What???? I know most women don’t wear pantyhose anymore, but Cosmo clearly says it’s okay for us, the “near 50″ crowd, to wear pantyhose. Was I violating some jailhouse fashion rule? Why were potential violations of rules of fashion the first thing that came to mind when I was told to remove my hosiery? My puzzled look must have clued the Officer into my complete misunderstanding. She explained that pantyhose is one of the easiest tools used to commit suicide by women in jail. HUHHHHH-WHAT?

My pantyhose, brand new black pumps, and expensive jacket were taken from me. Those items were put in a bag and labeled with my name. However, there was no bag in which they put my personal dignity, a far more valuable item than my clothing, but one that completely disappeared at that instant. Like magic, it was gone.The Officer assured me that my husband would be given my purse, keys and cell phone. I was then locked in a chilly, FILTHY cell, and left alone for over an hour. The tears began. They did not end for a long, long time.

I should be at work now, attending meetings, completing paperwork, returning phone calls, and chatting with my coworkers about the weather.
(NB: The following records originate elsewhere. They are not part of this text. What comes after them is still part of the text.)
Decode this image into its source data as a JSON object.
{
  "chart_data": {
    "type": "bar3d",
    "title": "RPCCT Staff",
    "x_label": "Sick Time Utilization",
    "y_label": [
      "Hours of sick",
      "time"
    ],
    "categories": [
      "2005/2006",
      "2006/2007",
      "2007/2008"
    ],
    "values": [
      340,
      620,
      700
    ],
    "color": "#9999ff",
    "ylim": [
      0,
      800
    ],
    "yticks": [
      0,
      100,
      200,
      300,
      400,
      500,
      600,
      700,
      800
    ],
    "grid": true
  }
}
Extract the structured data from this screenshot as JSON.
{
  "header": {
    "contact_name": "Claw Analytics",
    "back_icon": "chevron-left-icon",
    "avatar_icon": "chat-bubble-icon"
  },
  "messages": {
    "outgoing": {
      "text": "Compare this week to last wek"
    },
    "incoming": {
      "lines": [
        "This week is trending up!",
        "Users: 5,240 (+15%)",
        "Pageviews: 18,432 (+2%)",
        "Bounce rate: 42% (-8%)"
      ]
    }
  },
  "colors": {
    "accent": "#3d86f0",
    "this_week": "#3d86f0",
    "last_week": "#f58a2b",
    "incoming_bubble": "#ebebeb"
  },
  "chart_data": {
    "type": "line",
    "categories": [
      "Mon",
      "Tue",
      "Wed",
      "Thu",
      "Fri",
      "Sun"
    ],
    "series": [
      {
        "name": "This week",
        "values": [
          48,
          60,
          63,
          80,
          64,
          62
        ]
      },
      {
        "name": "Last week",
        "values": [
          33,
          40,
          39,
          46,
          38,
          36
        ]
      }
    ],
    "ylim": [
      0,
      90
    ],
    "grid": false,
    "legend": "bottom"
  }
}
It suddenly hit me that I was a convicted felon! I would quite possibly never work again. MY RETIREMENT PARTY WAS BEING HELD RIGHT HERE AND NOW IN THIS DISGUSTING HELLHOLE! That fake-sweet officer and I were the only ones in attendance. Realizations such as that struck me like a punch in the stomach. What was happening to me?

Day 1: Sentenced to Prison

“YOU ARE SENTENCED TO 2 YEARS IN THE STATE DEPARTMENT OF CORRECTIONS.” “EFFECTIVE IMMEDIATELY”

WHAT???? How can this be happening to me? I’m a mom! I’m a wife! I have a career! I have house payments! I’m not a criminal. How can this be happening to me???? I’M HOSTING BUNCO AT MY HOUSE THIS WEEK! I have baked goods to donate to the church social! This cannot be happening! I’m INNOCENT!

“RESTRAIN THE PRISONER IMMEDIATELY.”

Suddenly, I was grabbed from behind, and my arms were handcuffed behind my back. I yelled ‘NO’ as loudly as I could, never imagining that someone would actually think I am a criminal deserving of this treatment. I was escorted out of the courtroom, barely having time to glance at my horrified husband through my tears. I did not know then that it would be weeks before I would see him again, and months before we would be able to hug or hold hands.

I was allowed to speak briefly with my attorney in a holding cell. He looked as shocked as I felt, since he was as aware of my innocence as I was. He assured me he would do everything possible to prove my innocence. Why couldn’t he assure me that he would get me out of here immediately? A mistake had clearly been made. I assumed he knew exactly how to get innocent people out of prison. Instead of telling me how he would get me home by that evening, and back to work the next day, he informed me that I should probably give him my jewelry so it didn’t get lost or stolen by the court employees. What? I’m in here, falsely sentenced to prison, with the people around me thinking I’m a criminal, while my attorney is telling me that these people who are getting paid to imprison me MIGHT STEAL MY BELONGINGS?